Als ob es die Erfahrung von 1914 in Europa und 1937 in Fernost und 1939 wieder in Europa und in den neunziger Jahren in Jugoslawien und das ganze vergangene Jahrhundert über an so vielen anderen Kriegsschauplätzen der Welt nicht gegeben hätte, wird im Medienhauptstrom Öl ins Feuer gegossen, daß es nur so kracht. Zurückhaltung, Mäßigung, Ausgleich, Verständigung, Verständnis, Dialog? Fehlanzeige. Statt dessen wird angeheizt, was das Zeug hält. Selbstgerecht, arrogant, ohne Blick nach rechts und links. Die eigenen "Werte" will man durchsetzen - koste es, was es wolle. Und immer ist da dieses unglaubliche Maß an Selbstbetrug, mit dem man sich vorgaukelt, man werde die Dinge schon irgendwie im Griff behalten und unbeschadet aus der Sache herauskommen.
Um die Verteidigung der Meinungsfreiheit gehe es, versucht man uns weiszumachen. Denn Meinungsfreiheit, natürlich, sei ein europäisches - oder auch: westliches, oder auch: abendländisches - Gut, und als solches - natürlich - dafür vorgesehen, Weltgut zu werden, zu welchem Preis auch immer. Und gleichsam unter der Hand wird der Eindruck erweckt, als stecke im Wort "Meinungsfreiheit" der Begriff "unbeschränkt" ganz automatisch mit drin.
Dabei gibt es solche unbeschränkte Meinungsfreiheit nirgends!

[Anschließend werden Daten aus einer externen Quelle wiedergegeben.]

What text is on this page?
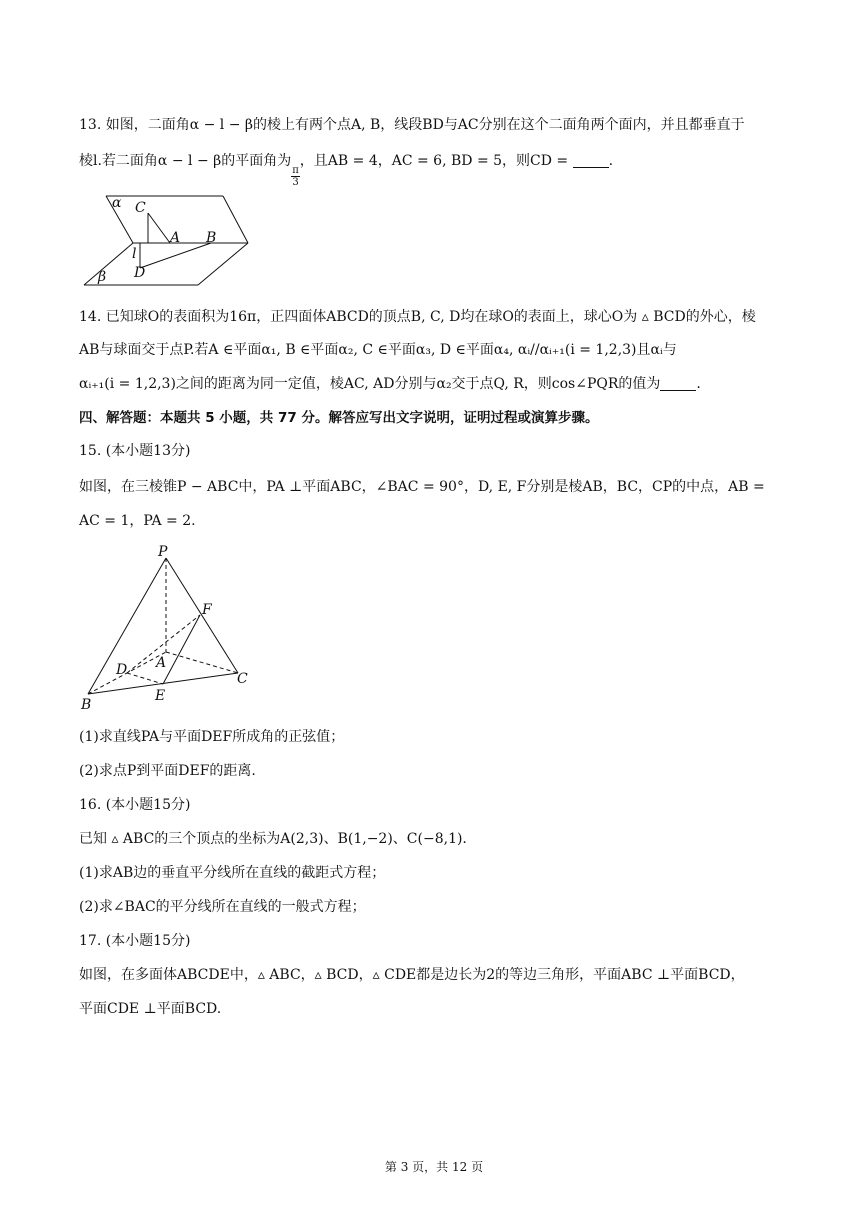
13. 如图，二面角α − l − β的棱上有两个点A, B，线段BD与AC分别在这个二面角两个面内，并且都垂直于
棱l.若二面角α − l − β的平面角为
$\frac{\pi}{3}$
，且AB = 4，AC = 6, BD = 5，则CD =	.
α C
A B
l
D
β
14. 已知球O的表面积为16π，正四面体ABCD的顶点B, C, D均在球O的表面上，球心O为 ▵ BCD的外心，棱
AB与球面交于点P.若A ∈平面α₁, B ∈平面α₂, C ∈平面α₃, D ∈平面α₄, αᵢ//αᵢ₊₁(i = 1,2,3)且αᵢ与
αᵢ₊₁(i = 1,2,3)之间的距离为同一定值，棱AC, AD分别与α₂交于点Q, R，则cos∠PQR的值为	.
四、解答题：本题共 5 小题，共 77 分。解答应写出文字说明，证明过程或演算步骤。
15. (本小题13分)
如图，在三棱锥P − ABC中，PA ⊥平面ABC，∠BAC = 90°，D, E, F分别是棱AB，BC，CP的中点，AB =
AC = 1，PA = 2.
P
F
D A
C
E
B
(1)求直线PA与平面DEF所成角的正弦值；
(2)求点P到平面DEF的距离.
16. (本小题15分)
已知 ▵ ABC的三个顶点的坐标为A(2,3)、B(1,−2)、C(−8,1).
(1)求AB边的垂直平分线所在直线的截距式方程；
(2)求∠BAC的平分线所在直线的一般式方程；
17. (本小题15分)
如图，在多面体ABCDE中，▵ ABC，▵ BCD，▵ CDE都是边长为2的等边三角形，平面ABC ⊥平面BCD，
平面CDE ⊥平面BCD.
第 3 页，共 12 页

In Deutschland nicht, in Europa nicht, und nicht in den USA. Aus gutem Grund - ja, aus sehr gutem Grund! - ist sie in Deutschland schon per Grundgesetz eingeschränkt. "Diese Rechte" - das "Recht, seine Meinung in Wort, Schrift und Bild frei zu äußern und zu verbreiten und sich aus allgemein zugänglichen Quellen ungehindert zu unterrichten" wie auch "die Pressefreiheit und die Freiheit der Berichterstattung durch Rundfunk und Film" - "finden ihre Schranken in den Vorschriften der allgemeinen Gesetze, den gesetzlichen Bestimmungen zum Schutze der Jugend und dem Recht der persönlichen Ehre".

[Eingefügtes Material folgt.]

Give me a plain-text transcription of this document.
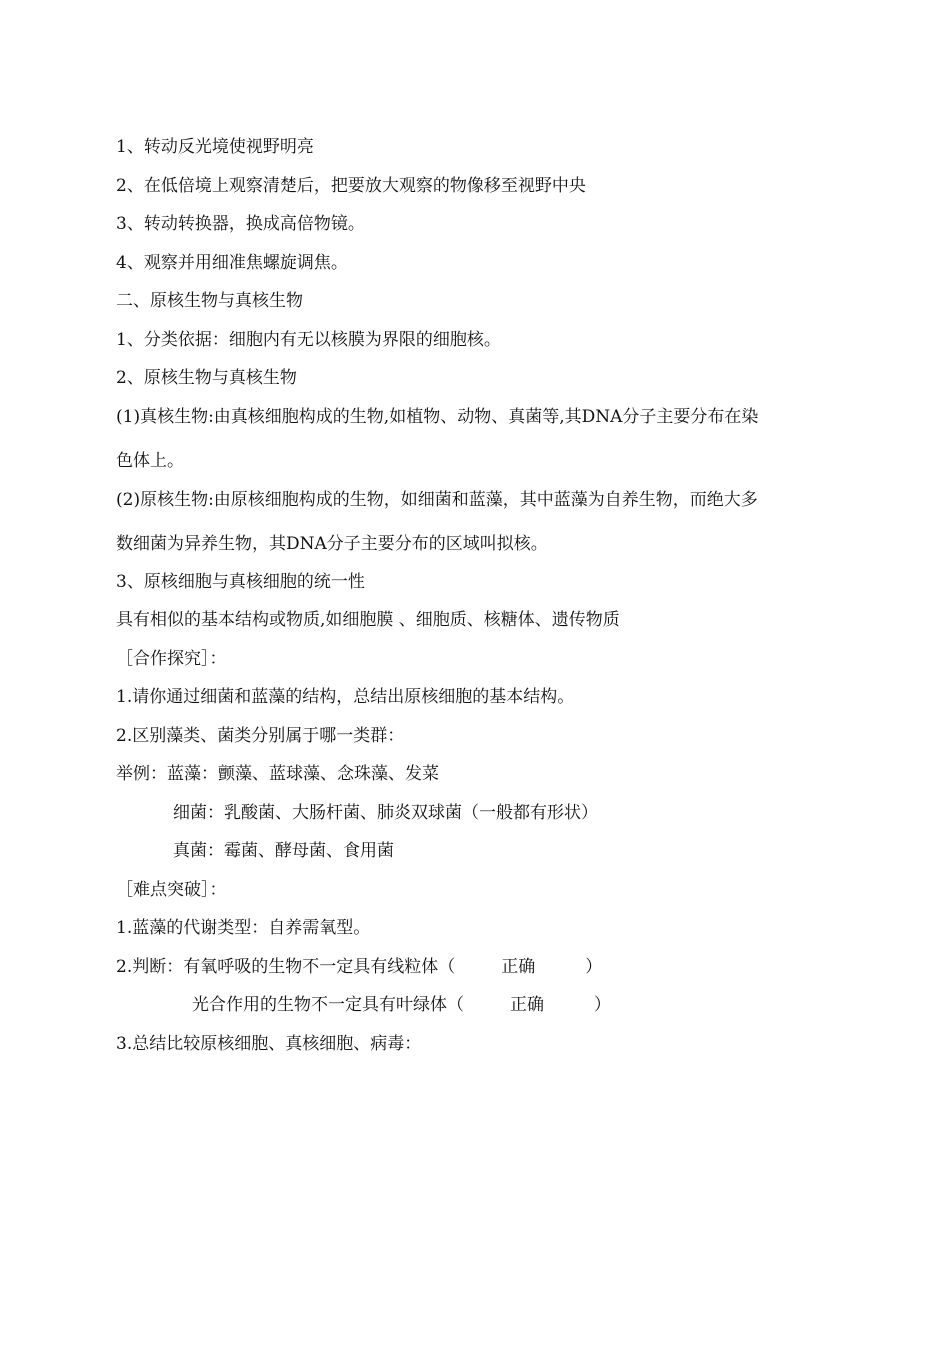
1、转动反光境使视野明亮
2、在低倍境上观察清楚后，把要放大观察的物像移至视野中央
3、转动转换器，换成高倍物镜。
4、观察并用细准焦螺旋调焦。
二、原核生物与真核生物
1、分类依据：细胞内有无以核膜为界限的细胞核。
2、原核生物与真核生物
(1)真核生物:由真核细胞构成的生物,如植物、动物、真菌等,其DNA分子主要分布在染
色体上。
(2)原核生物:由原核细胞构成的生物，如细菌和蓝藻，其中蓝藻为自养生物，而绝大多
数细菌为异养生物，其DNA分子主要分布的区域叫拟核。
3、原核细胞与真核细胞的统一性
具有相似的基本结构或物质,如细胞膜 、细胞质、核糖体、遗传物质
［合作探究］：
1.请你通过细菌和蓝藻的结构，总结出原核细胞的基本结构。
2.区别藻类、菌类分别属于哪一类群：
举例：蓝藻：颤藻、蓝球藻、念珠藻、发菜
细菌：乳酸菌、大肠杆菌、肺炎双球菌（一般都有形状）
真菌：霉菌、酵母菌、食用菌
［难点突破］：
1.蓝藻的代谢类型：自养需氧型。
2.判断：有氧呼吸的生物不一定具有线粒体（	正确	）
光合作用的生物不一定具有叶绿体（	正确	）
3.总结比较原核细胞、真核细胞、病毒：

Tatsächlich: So viele Gründe gibt es zur Einschränkung der Meinungsfreiheit! Bei uns, in Deutschland. Und mit Recht wird erwartet, daß diese Einschränkungen auch international vertreten und verteidigt werden. Zum Beispiel dann, wenn ein iranischer Präsident den Holocaust leugnet. Aber warum, zum Teufel, haben nicht andere Gesellschaften auch das Recht, ihre Meinungsfreiheit einzuschränken? Und das Recht, dafür gute Gründe zu haben? Auch wenn es andere Gründe sind? Die "uns" nicht gefallen? Warum also gehen "wir" mit Glaubensgrundsätzen des Islams wie dem des Verbots der bildlichen Darstellung des Propheten so provozierend mißachtend und überheblich um?
Doch halt: Es sind gar nicht "wir", die da provozieren? Sondern die Medien - und längst nicht alle? Und ich, der ich diese Zeilen schreibe, doch auch nicht, nicht wahr?
Ja, das ist richtig, indes: In Kriegen interessieren solche Feinheiten nicht mehr. Und es sind Kriege, vor deren Hintergrund diese Provokation sich abspielt. Sie sind ja nicht in eine friedliche Welt gefallen, diese Karikaturen, sondern in eine islamische Region, die längst aus den Fugen ist. So sehr aus den Fugen durch ein Jahrhundert von Kriegen, äußerem Druck und hausgemachten Fehlentwicklungen, daß die übrige Welt alle nur denkbaren Anstrengungen unternehmen müßte, Wogen zu glätten und Wunden zu heilen. Aber sie tut das Gegenteil. Der von den USA und den "Willigen" geführte völkerrechtswidrige und unselige "Krieg gegen den Terror" mit seinen Feldzügen gegen Afghanistan und gegen den Irak, der nie zur Ruhe kommende Israel-Palästina-Konflikt und nun der "Atomstreit" mit dem Iran sind der riesige Siedekessel, in den man die Karikaturen hineingeworfen hat - ganz so, als ob man nicht wüßte, wie wenig es braucht, einen solchen Kessel zur Explosion zu bringen.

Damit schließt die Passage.